People that work as concept developers speak a common language, which enables them to understand each others work. An architect can quite easily explain a concept to a software developer, or even to a scientist. They all develop concepts. What differs is the way they define the word concept.
A spatial concept has other ingredients compared to a scientific concept, it depends on the industry you work in. So based on ingredients, there is some risk of misunderstanding and confusion. The magic therefore must be in something else.
In fact it’s about avoiding the word ‘concept' and introducing the verb ‘concepting'. It’s about a way of thinking! Being able to understand and reflect on abstract phenomena in society, to subsequently translate them into daily life innovation. Or, translating trends into viable products and services. This skill is an important asset in a world that is getting more and more complex; we need creativity to shape our future.
Concepting doesn’t stand alone in aiming at the innovation of products and services. It co-exists with the disciplines of trendwatching and marketing; both also have an important strategic and/or operational role in developing new products and services. The concepting discipline is crucial though in translating abstract trends into concrete guidelines for product and service development.

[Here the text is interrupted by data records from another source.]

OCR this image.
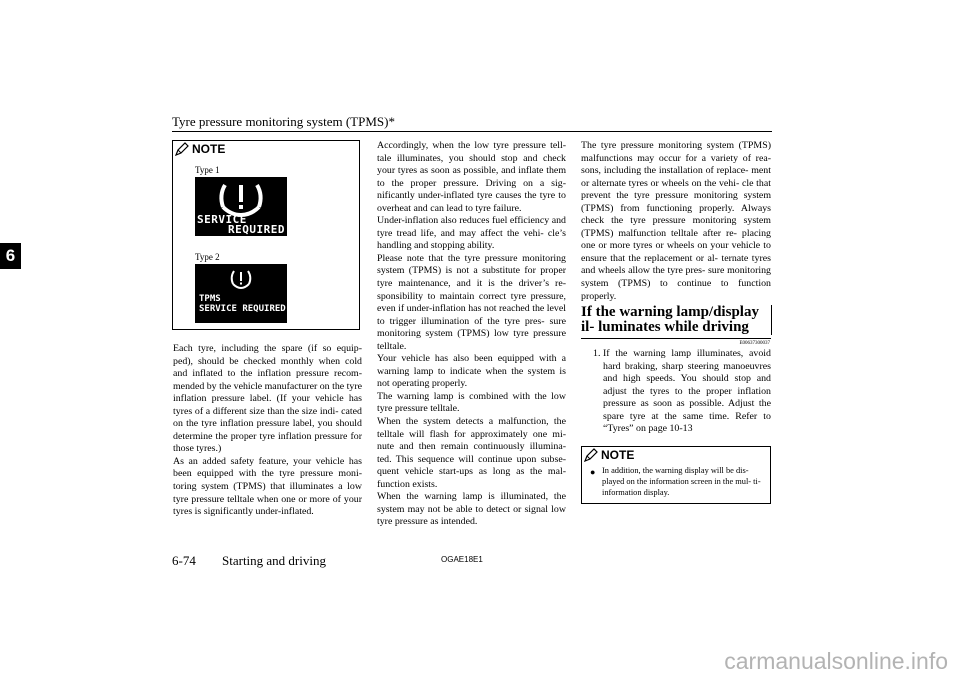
Tyre pressure monitoring system (TPMS)*
6
NOTE
Type 1
SERVICE
REQUIRED
Type 2
TPMS
SERVICE REQUIRED

Each tyre, including the spare (if so equip- ped), should be checked monthly when cold and inflated to the inflation pressure recom- mended by the vehicle manufacturer on the tyre inflation pressure label. (If your vehicle has tyres of a different size than the size indi- cated on the tyre inflation pressure label, you should determine the proper tyre inflation pressure for those tyres.)

As an added safety feature, your vehicle has been equipped with the tyre pressure moni- toring system (TPMS) that illuminates a low tyre pressure telltale when one or more of your tyres is significantly under-inflated.

Accordingly, when the low tyre pressure tell- tale illuminates, you should stop and check your tyres as soon as possible, and inflate them to the proper pressure. Driving on a sig- nificantly under-inflated tyre causes the tyre to overheat and can lead to tyre failure.

Under-inflation also reduces fuel efficiency and tyre tread life, and may affect the vehi- cle’s handling and stopping ability.

Please note that the tyre pressure monitoring system (TPMS) is not a substitute for proper tyre maintenance, and it is the driver’s re- sponsibility to maintain correct tyre pressure, even if under-inflation has not reached the level to trigger illumination of the tyre pres- sure monitoring system (TPMS) low tyre pressure telltale.

Your vehicle has also been equipped with a warning lamp to indicate when the system is not operating properly.

The warning lamp is combined with the low tyre pressure telltale.

When the system detects a malfunction, the telltale will flash for approximately one mi- nute and then remain continuously illumina- ted. This sequence will continue upon subse- quent vehicle start-ups as long as the mal- function exists.

When the warning lamp is illuminated, the system may not be able to detect or signal low tyre pressure as intended.

The tyre pressure monitoring system (TPMS) malfunctions may occur for a variety of rea- sons, including the installation of replace- ment or alternate tyres or wheels on the vehi- cle that prevent the tyre pressure monitoring system (TPMS) from functioning properly. Always check the tyre pressure monitoring system (TPMS) malfunction telltale after re- placing one or more tyres or wheels on your vehicle to ensure that the replacement or al- ternate tyres and wheels allow the tyre pres- sure monitoring system (TPMS) to continue to function properly.

If the warning lamp/display il- luminates while driving
E00637300037
1. If the warning lamp illuminates, avoid hard braking, sharp steering manoeuvres and high speeds. You should stop and adjust the tyres to the proper inflation pressure as soon as possible. Adjust the spare tyre at the same time. Refer to “Tyres” on page 10-13
NOTE
● In addition, the warning display will be dis- played on the information screen in the mul- ti-information display.
6-74 Starting and driving	OGAE18E1
carmanualsonline.info
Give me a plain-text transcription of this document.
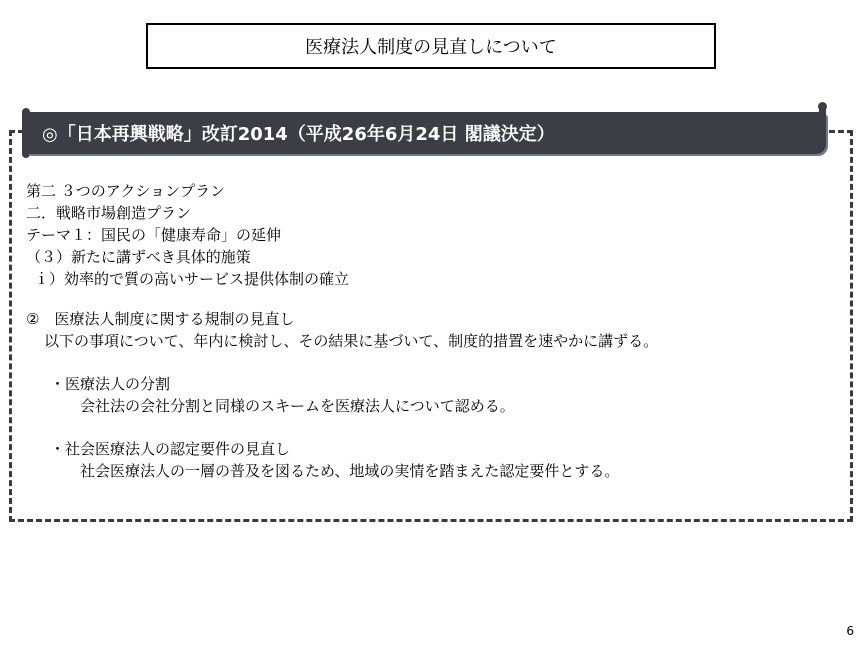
医療法人制度の見直しについて
◎「日本再興戦略」改訂2014（平成26年6月24日 閣議決定）
第二 ３つのアクションプラン
二．戦略市場創造プラン
テーマ１：国民の「健康寿命」の延伸
（３）新たに講ずべき具体的施策
ｉ）効率的で質の高いサービス提供体制の確立
②　医療法人制度に関する規制の見直し
以下の事項について、年内に検討し、その結果に基づいて、制度的措置を速やかに講ずる。
・医療法人の分割
会社法の会社分割と同様のスキームを医療法人について認める。
・社会医療法人の認定要件の見直し
社会医療法人の一層の普及を図るため、地域の実情を踏まえた認定要件とする。
6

Serious Concepting consists of two distinguishing routes to create value. The creation route derives from the perspective that there is no (or little) context. Consider it as the situation in which a new (business) opportunity is looked into. The improvement route on the other hand starts out with an existing context. That’s when an organisation wants to innovate a current business proposition.
The process of Serious Concepting is framed within these two routes in order to create a certain structure in thinking about innovation. It's not meant to be rigid though. The purpose is to help you find your own way in getting the job done. The different concepting terms used in the process are defined and form the markers by which thinking and creating is organised.